We can then calculate the predicted changes in the haemoglobin-based phase angles with CO2 levels, based on the combined effects of direct changes due to CO2 changes and indirect due to CO2-induced changes in autoregulation, using Eq. (21). The resulting values are −1.9°/mmHg (MBP/[ΔO2Hb]) and −1.3°/mmHg (MBP/[ΔHbdiff]). Note particularly that the combined sensitivity is significantly different from the direct sensitivity, underlining the importance of including both components of the sensitivity.

The overall sensitivity of MBP/[ΔO2Hb] is very similar to that of MBP/CBFV, which is not shown by the data; however, the result for MBP/[ΔHbdiff] is very similar to the experimental value (both being approximately −1.3°/mmHg).
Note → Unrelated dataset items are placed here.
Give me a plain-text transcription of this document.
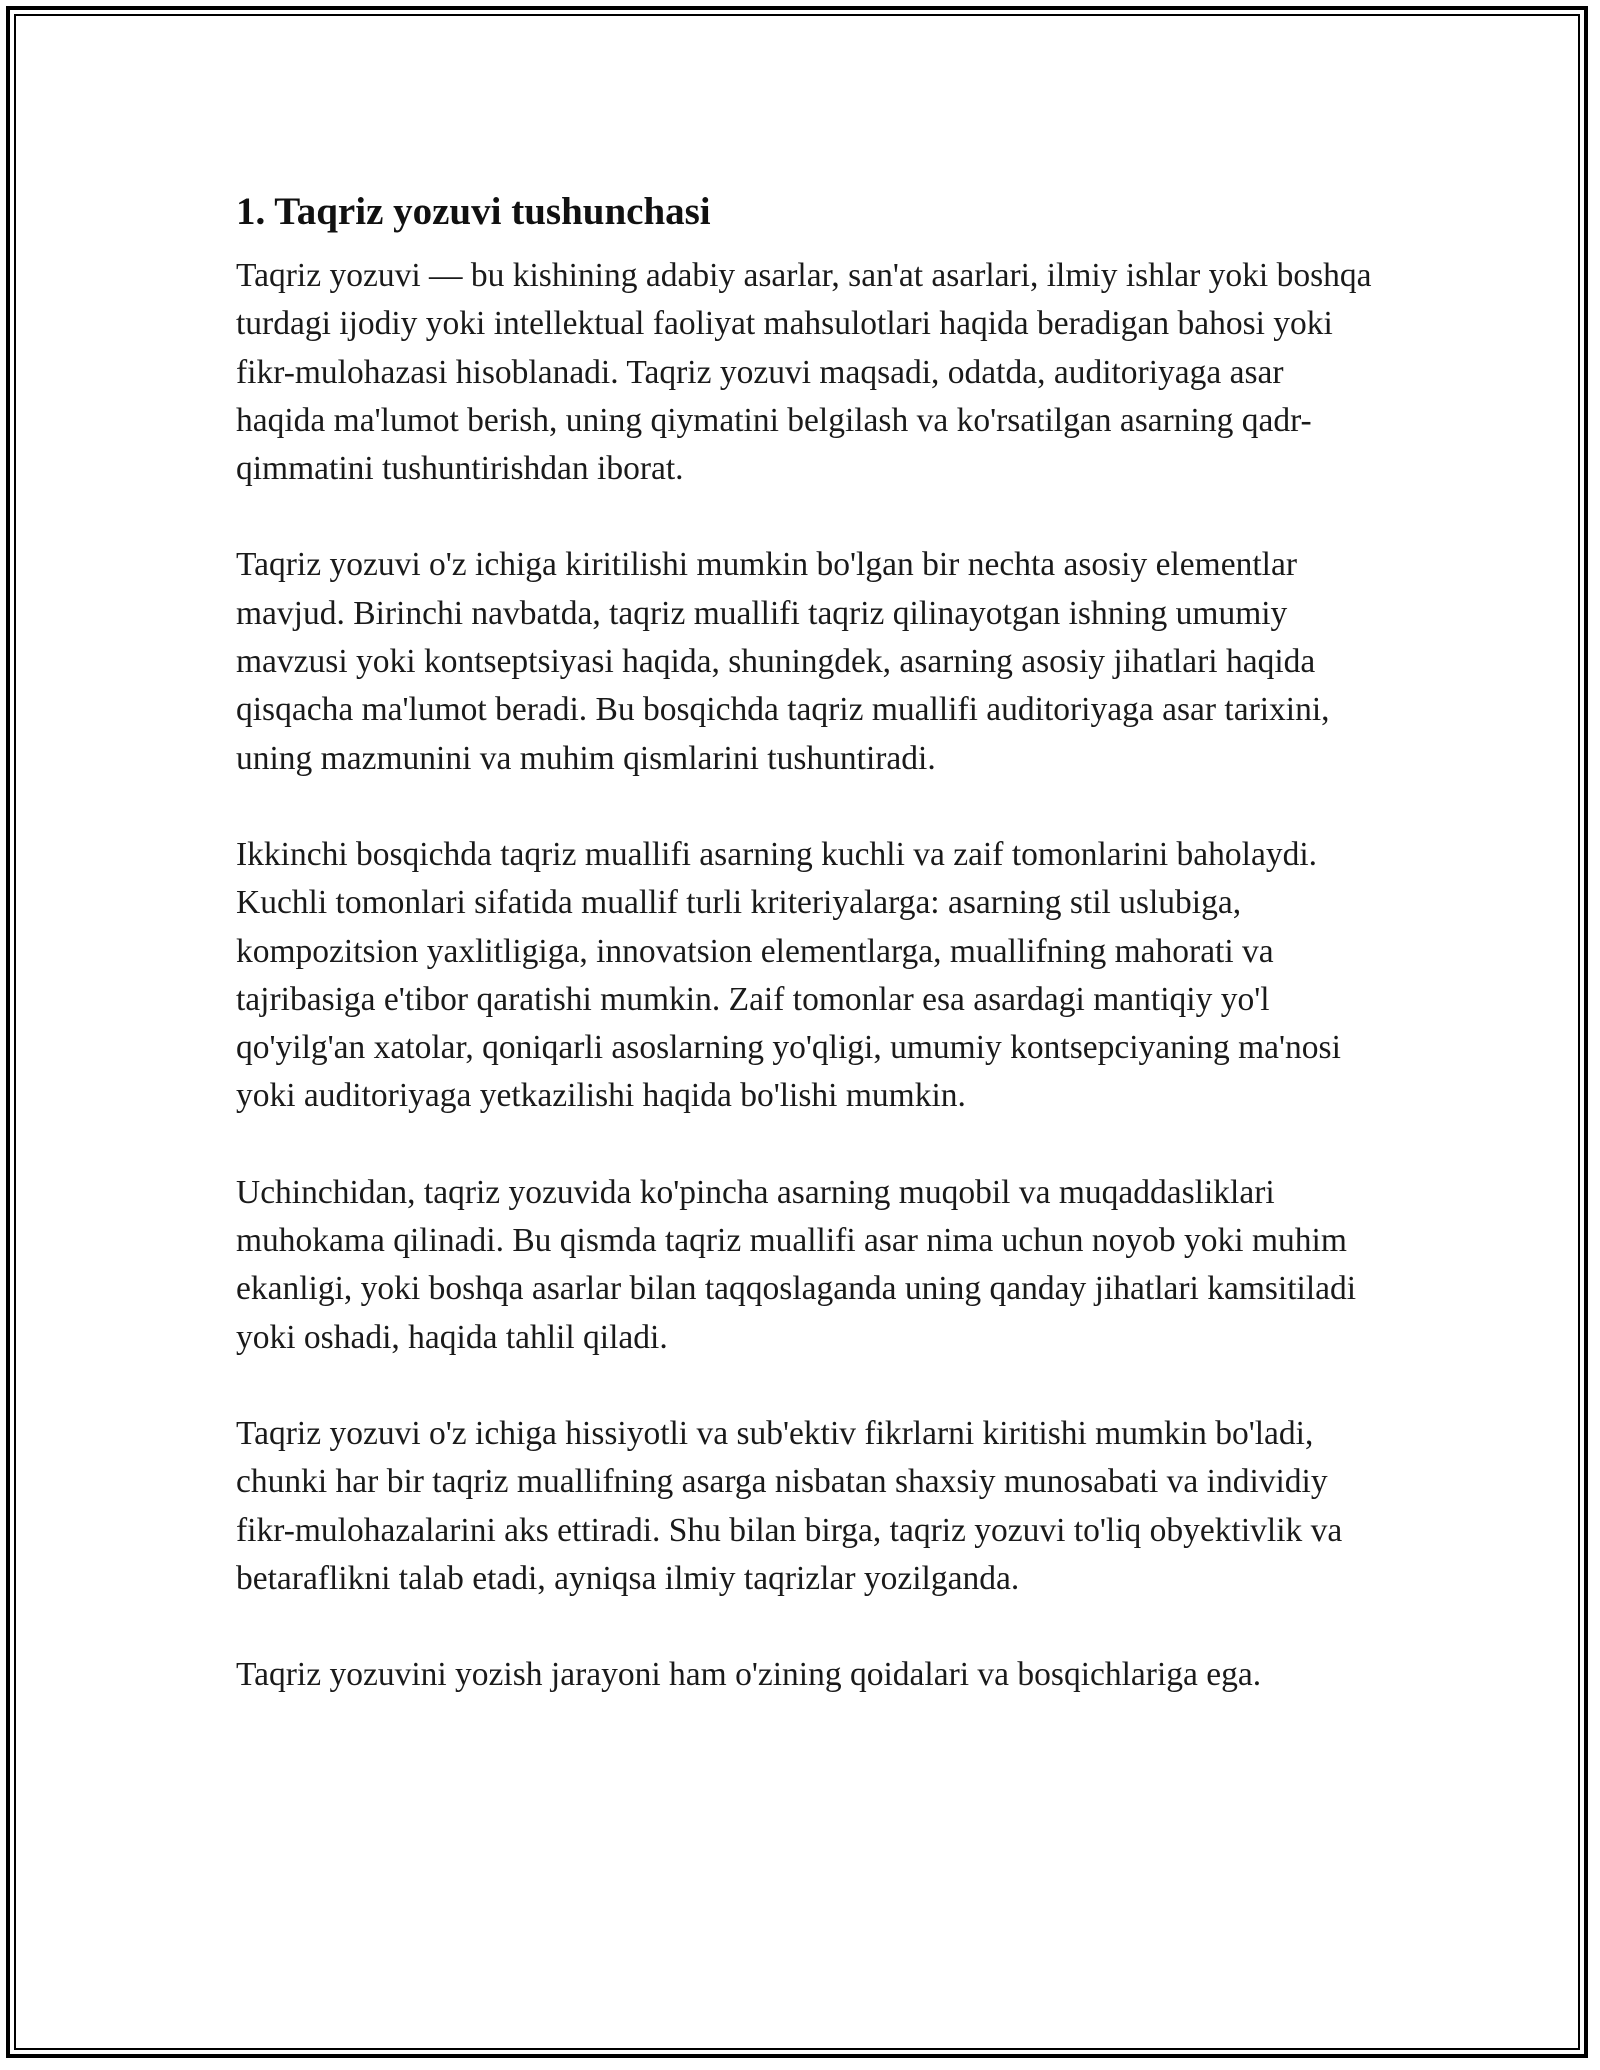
1. Taqriz yozuvi tushunchasi

Taqriz yozuvi — bu kishining adabiy asarlar, san'at asarlari, ilmiy ishlar yoki boshqa turdagi ijodiy yoki intellektual faoliyat mahsulotlari haqida beradigan bahosi yoki fikr-mulohazasi hisoblanadi. Taqriz yozuvi maqsadi, odatda, auditoriyaga asar haqida ma'lumot berish, uning qiymatini belgilash va ko'rsatilgan asarning qadr-qimmatini tushuntirishdan iborat.

Taqriz yozuvi o'z ichiga kiritilishi mumkin bo'lgan bir nechta asosiy elementlar mavjud. Birinchi navbatda, taqriz muallifi taqriz qilinayotgan ishning umumiy mavzusi yoki kontseptsiyasi haqida, shuningdek, asarning asosiy jihatlari haqida qisqacha ma'lumot beradi. Bu bosqichda taqriz muallifi auditoriyaga asar tarixini, uning mazmunini va muhim qismlarini tushuntiradi.

Ikkinchi bosqichda taqriz muallifi asarning kuchli va zaif tomonlarini baholaydi. Kuchli tomonlari sifatida muallif turli kriteriyalarga: asarning stil uslubiga, kompozitsion yaxlitligiga, innovatsion elementlarga, muallifning mahorati va tajribasiga e'tibor qaratishi mumkin. Zaif tomonlar esa asardagi mantiqiy yo'l qo'yilg'an xatolar, qoniqarli asoslarning yo'qligi, umumiy kontsepciyaning ma'nosi yoki auditoriyaga yetkazilishi haqida bo'lishi mumkin.

Uchinchidan, taqriz yozuvida ko'pincha asarning muqobil va muqaddasliklari muhokama qilinadi. Bu qismda taqriz muallifi asar nima uchun noyob yoki muhim ekanligi, yoki boshqa asarlar bilan taqqoslaganda uning qanday jihatlari kamsitiladi yoki oshadi, haqida tahlil qiladi.

Taqriz yozuvi o'z ichiga hissiyotli va sub'ektiv fikrlarni kiritishi mumkin bo'ladi, chunki har bir taqriz muallifning asarga nisbatan shaxsiy munosabati va individiy fikr-mulohazalarini aks ettiradi. Shu bilan birga, taqriz yozuvi to'liq obyektivlik va betaraflikni talab etadi, ayniqsa ilmiy taqrizlar yozilganda.

Taqriz yozuvini yozish jarayoni ham o'zining qoidalari va bosqichlariga ega.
The results for the former, however, contain significantly more noise, the [ΔHbdiff] signal having the highest signal to noise ratio. The good agreement shown by the prediction for MBP/[ΔHbdiff] is thus very encouraging, comprising as it does two effects in different proportions.
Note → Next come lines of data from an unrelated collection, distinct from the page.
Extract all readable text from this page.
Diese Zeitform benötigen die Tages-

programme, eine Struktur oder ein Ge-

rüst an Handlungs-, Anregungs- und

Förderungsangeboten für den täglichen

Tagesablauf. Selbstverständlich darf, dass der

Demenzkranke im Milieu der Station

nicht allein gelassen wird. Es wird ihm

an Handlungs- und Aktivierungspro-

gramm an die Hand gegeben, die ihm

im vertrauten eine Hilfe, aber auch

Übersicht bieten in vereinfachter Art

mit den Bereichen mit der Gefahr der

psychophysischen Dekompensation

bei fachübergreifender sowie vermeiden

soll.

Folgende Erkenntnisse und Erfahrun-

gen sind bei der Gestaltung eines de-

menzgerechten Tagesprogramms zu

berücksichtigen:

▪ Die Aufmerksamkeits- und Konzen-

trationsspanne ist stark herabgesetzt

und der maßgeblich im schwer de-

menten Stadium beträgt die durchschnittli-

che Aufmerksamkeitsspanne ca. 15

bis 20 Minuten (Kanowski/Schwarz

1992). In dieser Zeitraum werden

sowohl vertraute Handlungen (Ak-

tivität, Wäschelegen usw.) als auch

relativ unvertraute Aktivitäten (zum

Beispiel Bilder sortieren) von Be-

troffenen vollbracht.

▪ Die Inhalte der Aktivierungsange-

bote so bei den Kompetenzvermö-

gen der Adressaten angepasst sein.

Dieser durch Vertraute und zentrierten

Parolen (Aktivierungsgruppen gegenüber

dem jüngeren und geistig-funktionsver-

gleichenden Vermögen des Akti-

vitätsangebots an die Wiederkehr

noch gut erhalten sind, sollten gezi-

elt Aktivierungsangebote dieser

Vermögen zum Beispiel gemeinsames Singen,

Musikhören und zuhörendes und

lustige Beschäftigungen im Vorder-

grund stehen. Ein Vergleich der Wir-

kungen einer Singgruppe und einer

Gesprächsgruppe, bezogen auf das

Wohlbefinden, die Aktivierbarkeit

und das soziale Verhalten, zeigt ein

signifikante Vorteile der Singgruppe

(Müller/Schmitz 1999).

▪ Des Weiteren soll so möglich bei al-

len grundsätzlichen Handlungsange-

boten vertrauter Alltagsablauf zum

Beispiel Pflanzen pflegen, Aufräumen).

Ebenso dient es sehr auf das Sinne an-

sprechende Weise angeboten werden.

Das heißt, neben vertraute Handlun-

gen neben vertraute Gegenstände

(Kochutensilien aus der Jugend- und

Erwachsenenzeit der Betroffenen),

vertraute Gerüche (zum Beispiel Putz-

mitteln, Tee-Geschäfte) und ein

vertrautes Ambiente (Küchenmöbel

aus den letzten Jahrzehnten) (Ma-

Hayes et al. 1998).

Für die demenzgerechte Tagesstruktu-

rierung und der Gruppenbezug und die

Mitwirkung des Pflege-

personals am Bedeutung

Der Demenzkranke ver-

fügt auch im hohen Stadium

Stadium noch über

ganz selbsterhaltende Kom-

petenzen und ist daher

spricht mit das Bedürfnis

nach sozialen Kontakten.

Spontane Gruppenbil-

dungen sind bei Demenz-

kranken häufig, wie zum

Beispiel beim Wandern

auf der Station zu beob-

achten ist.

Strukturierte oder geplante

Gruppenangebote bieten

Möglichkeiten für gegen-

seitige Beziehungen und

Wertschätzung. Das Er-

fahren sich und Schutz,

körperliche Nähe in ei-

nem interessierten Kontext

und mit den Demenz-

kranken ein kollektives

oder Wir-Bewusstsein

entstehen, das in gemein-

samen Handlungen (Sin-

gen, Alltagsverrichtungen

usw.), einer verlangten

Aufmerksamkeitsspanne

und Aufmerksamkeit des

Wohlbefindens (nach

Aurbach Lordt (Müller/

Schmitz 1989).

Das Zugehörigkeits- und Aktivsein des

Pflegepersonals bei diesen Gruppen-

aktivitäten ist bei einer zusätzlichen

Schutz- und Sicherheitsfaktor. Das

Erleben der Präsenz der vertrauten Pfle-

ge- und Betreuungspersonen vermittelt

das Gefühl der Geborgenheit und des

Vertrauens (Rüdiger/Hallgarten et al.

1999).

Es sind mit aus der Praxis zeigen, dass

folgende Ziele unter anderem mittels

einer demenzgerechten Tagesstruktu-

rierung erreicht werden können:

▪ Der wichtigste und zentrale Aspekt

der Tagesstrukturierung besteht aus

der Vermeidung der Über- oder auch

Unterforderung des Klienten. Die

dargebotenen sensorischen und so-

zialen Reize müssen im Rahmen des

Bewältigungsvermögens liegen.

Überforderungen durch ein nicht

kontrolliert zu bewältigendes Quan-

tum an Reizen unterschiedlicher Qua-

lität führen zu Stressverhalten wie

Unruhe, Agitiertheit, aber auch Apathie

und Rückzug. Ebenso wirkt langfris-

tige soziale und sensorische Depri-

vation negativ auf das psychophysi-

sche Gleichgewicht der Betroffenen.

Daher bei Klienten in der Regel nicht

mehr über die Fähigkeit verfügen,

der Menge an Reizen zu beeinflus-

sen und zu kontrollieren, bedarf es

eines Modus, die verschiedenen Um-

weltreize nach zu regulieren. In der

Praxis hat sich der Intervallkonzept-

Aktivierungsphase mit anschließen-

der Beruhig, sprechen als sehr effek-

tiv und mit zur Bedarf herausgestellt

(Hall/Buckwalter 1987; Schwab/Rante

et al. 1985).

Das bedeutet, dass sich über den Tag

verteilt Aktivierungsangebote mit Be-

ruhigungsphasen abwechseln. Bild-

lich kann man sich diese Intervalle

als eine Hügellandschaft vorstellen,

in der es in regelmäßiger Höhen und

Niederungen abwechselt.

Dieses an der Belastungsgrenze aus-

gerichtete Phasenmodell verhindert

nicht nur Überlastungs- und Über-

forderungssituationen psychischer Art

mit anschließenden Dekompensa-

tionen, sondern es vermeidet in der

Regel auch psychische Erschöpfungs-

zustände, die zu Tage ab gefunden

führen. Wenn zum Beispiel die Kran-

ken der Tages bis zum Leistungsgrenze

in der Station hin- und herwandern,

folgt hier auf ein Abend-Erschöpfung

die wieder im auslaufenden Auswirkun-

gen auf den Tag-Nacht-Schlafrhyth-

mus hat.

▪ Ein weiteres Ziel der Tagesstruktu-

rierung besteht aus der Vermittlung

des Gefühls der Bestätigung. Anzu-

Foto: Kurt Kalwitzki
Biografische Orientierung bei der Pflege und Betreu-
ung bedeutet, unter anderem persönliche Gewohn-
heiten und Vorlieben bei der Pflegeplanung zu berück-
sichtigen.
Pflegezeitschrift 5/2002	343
Similar calculations based on changes in feedback time constant yield an overall sensitivity of −1.45°/mmHg for MBP/[ΔHbdiff], which is also very similar to the experimental value. It is thus not possible to determine which feedback parameter (or combination of which) is affected by the CO2 levels, only that the overall sensitivity to CO2 levels is not significantly different for either assumption. This may not, however, be of significant concern when processing clinical data, if the overall effect of the changes is very similar.

Our results are in good general agreement with the recent study by [21], although since these authors used Autoregulation Index and looked at the dynamic changes, direct comparisons are difficult to make. This other study does, however, illustrate the importance of further work in interpreting the dynamic response to changes in CO2 levels, which we have not investigated here.

We note that CO2 is usually assumed to be metabolically neutral; however there are still open questions over this assumption, which has been made throughout here [22]. In one recent study of brain metabolism, it was found that mild hypercapnia resulted in a suppression of CMRO2 by 13.4% [23]; however, analysis of the NIRS measured signal cytochrome c oxidase showed an increase in oxidative metabolism in healthy volunteers during hypercapnia that cannot be exclusively attributed to the increase in oxygen delivery [9]. This remains an open question, but we note that the model proposed here could easily be extended in future to investigate the effects of changes in CMRO2 on phase angle and hence to provide an additional technique to investigate this question.

Finally, it should be noted that the experimental data contain a significant proportion of scalp flow as well as brain flow, whereas the model is based on only brain flow with well-mixed compartments. A further extension to the model could easily be made in future to quantify the effect of largely unregulated scalp flow on the phase angles and hence to interpret the experimental data more rigorously. This will be the subject of a future paper. This will also be required to aid in the investigation of the differences in baseline values of the haemoglobin-based phase angles between different experimental studies and different pathological conditions such as stroke and brain trauma. This will be vital for these results to translate into clinical practice, where real time bedside monitoring of cerebral blood and metabolism could have a valuable role in quantifying recovery from stroke or brain injury and in adding to existing vital signs monitoring systems.

6. Conclusions

The results outlined above show that autoregulation status is strongly affected under conditions of hypocapnia, less so for hypercapnia. If it is assumed that only feedback gain is affected, then we estimate that there is a −4.6% change in this parameter per % change in CO2 partial pressure, a result that is backed up by measurements of both flow and haemoglobin dynamics. The sensitivity of phase angle at 0.1 Hz is affected both directly by changes induced directly by CO2 and by indirect alterations caused by changes in autoregulation status. The effects of SaO2 on autoregulation status are less clear, the MBP/CBFV phase angle indicating that there is a change of 1.8% in feedback gain per % change in SaO2, but the haemoglobin phase angles not being in agreement with this.